Die junge Frau ist empört, dass A. während der zwei Monate, die er im Gefängnis saß, keinen Rechtsbeistand hatte und auch keinen Dolmetscher zur Verfügung gestellt bekam. „Er konnte nicht gut deutsch, wir haben uns meistens auf kurdisch unterhalten.“ Ebenfalls unverständlich ist für sie, dass weder Freunde noch die Familie von A. über seine Inhaftierung informiert worden seien. „Der Vater hat aus den Medien von seinem Tod erfahren.“

Auf Plakaten und in Redebeiträgen zogen die Demonstranten Parallelen zum Fall Oury Jalloh. Der aus Sierra Leone stammende Mann war im Januar 2005 unter dubiosen Umständen im Polizeigewahrsam im sachsen-anhaltinischen Dessau ums Leben gekommen. Er verbrannte gefesselt auf einer Matratze. Obwohl sein Tod bis heute nicht endgültig aufgeklärt ist, wurden die Ermittlungen Ende November eingestellt. „Ob Kleve, ob Dessau, Aufklärung jetzt!“, skandierten die Demonstranten.

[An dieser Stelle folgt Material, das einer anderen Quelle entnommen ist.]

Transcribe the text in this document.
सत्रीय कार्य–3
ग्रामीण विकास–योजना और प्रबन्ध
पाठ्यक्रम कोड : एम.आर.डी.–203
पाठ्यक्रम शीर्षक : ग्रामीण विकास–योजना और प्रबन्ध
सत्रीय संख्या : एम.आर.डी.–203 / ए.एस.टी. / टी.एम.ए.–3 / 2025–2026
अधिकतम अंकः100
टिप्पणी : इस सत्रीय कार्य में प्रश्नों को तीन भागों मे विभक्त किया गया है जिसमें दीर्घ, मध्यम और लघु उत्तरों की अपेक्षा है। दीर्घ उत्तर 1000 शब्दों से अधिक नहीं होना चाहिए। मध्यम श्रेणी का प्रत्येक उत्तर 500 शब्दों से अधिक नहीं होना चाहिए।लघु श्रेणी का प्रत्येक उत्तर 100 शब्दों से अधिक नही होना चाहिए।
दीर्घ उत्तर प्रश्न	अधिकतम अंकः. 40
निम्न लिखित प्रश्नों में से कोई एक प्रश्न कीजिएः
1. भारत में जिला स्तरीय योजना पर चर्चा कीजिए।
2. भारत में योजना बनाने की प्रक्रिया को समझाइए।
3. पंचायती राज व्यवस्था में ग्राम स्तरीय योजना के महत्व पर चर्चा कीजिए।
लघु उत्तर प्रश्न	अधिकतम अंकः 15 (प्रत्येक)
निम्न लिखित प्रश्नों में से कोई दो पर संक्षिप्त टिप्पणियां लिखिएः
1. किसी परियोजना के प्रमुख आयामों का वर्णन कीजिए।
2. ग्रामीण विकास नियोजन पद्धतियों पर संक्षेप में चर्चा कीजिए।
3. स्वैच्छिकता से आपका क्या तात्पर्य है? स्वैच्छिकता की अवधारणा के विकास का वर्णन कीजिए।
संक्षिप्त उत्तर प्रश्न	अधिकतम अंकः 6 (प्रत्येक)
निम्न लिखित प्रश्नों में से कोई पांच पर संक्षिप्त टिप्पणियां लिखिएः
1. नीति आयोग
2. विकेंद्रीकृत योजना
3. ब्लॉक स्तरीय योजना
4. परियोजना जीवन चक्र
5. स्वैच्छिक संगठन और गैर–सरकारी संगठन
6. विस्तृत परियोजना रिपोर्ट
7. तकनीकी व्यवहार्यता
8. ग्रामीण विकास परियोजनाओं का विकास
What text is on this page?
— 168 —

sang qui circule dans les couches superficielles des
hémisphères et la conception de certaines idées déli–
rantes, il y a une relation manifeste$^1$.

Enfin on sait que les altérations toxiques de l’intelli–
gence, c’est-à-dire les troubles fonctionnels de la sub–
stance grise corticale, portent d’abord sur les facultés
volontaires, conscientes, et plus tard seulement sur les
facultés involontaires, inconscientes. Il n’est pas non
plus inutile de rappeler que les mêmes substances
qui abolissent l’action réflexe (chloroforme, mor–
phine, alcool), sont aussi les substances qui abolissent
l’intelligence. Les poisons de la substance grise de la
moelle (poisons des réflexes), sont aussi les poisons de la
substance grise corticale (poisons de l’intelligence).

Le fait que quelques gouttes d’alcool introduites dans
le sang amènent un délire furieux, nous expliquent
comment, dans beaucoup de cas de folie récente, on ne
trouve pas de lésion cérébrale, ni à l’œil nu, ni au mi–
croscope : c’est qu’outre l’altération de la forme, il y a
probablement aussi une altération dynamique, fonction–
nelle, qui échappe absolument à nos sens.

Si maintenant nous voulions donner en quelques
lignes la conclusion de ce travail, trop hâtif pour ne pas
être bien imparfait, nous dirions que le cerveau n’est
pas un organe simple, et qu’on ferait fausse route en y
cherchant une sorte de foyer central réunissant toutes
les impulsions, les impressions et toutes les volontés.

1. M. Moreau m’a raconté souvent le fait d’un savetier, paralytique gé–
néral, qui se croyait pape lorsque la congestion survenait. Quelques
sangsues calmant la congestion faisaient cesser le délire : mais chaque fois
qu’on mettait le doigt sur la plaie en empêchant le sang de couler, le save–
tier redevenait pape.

Redner wirft Polizei in Geldern Rassismus vor

„Es gibt viele seltsame Parallelen zwischen den beiden Fällen, widersprüchliche Aussagen der Verantwortlichen und Vorfestlegungen, die später wieder kassiert werden müssen“, so Judith Weltmann, eine der Demonstratinnen. „Ich möchte nicht, dass sich die Ermittlungen so lange hinziehen wie bei Oury Jalloh und wir noch 2030 für Aufklärung demonstrieren müssen.“

Ein Redner warf der Polizei in Geldern zudem Rassismus vor: „Die Polizei wollte sich für einen Flüchtling nicht die Mühe machen, seine Personalien vernünftig zu überprüfen.“ Nicht nachvollziehbar ist für die Demonstranten auch, warum A. kein Glauben geschenkt wurde, als er beteuerte, unschuldig inhaftiert zu sein oder warum ein Brandgutachten erst Wochen nach seinem Tod in Auftrag gegeben wurde.

Verwechslung fiel zwei Monate lang nicht auf

Amad A. war Ende September nach einem Zellenbrand in der JVA Kleve gestorben. Der junge syrische Kurde war dort aufgrund einer Verwechslung inhaftiert gewesen. Er war Anfang Juli in Geldern wegen angeblicher sexueller Belästigung festgenommen worden. Die Polizei hielt Amad A. zunächst für einen mutmaßlichen Vergewaltiger, dann für einen namensgleichen afrikanischen Kleinkriminellen, nach dem die Staatsanwaltschaft in Hamburg fahndete. Die Verwechslung fiel zwei Monate lang nicht auf.

Nach offizieller Darstellung legte A. den Brand in seiner Zelle selbst in suizidaler Absicht. Erst nach einer Viertelstunde habe er einen Hilferuf abgesetzt, der aber von einem JVA-Beamten weggedrückt worden sei. An dieser Darstellung sind jüngst Zweifel aufgetaucht. Ein vom ARD-Magazin „Monitor“ in Auftrag gegebenes Gutachten kommt zu dem Schluss, dass A. den Brand nicht selbst gelegt, vor allem aber nicht erst nach 15 Minuten einen Hilferuf abgesetzt haben konnte. Aufgrund der Hitze und Rauchgasentwicklung sei eine solche zielgerichtete Handlung nicht möglich gewesen, so die Experten des „Instituts für Brand- und Löschforschung“.

Kundgebung verlief friedlich und störungsfrei

Zudem zitierte „Monitor“ Mithäftlinge, die laute Hilfeschreie gehört haben wollen. Landesjustizminister Peter Biesenbach (CDU) steht wegen des Vorfalls unter immensem Druck. Im kommenden Jahr soll ein parlamentarischer Untersuchungsausschuss die Umstände des Todes von Amad A. durchleuchten. Nach Angaben der Polizei verlief die Kundgebung in Geldern durchgehend friedlich und störungsfrei.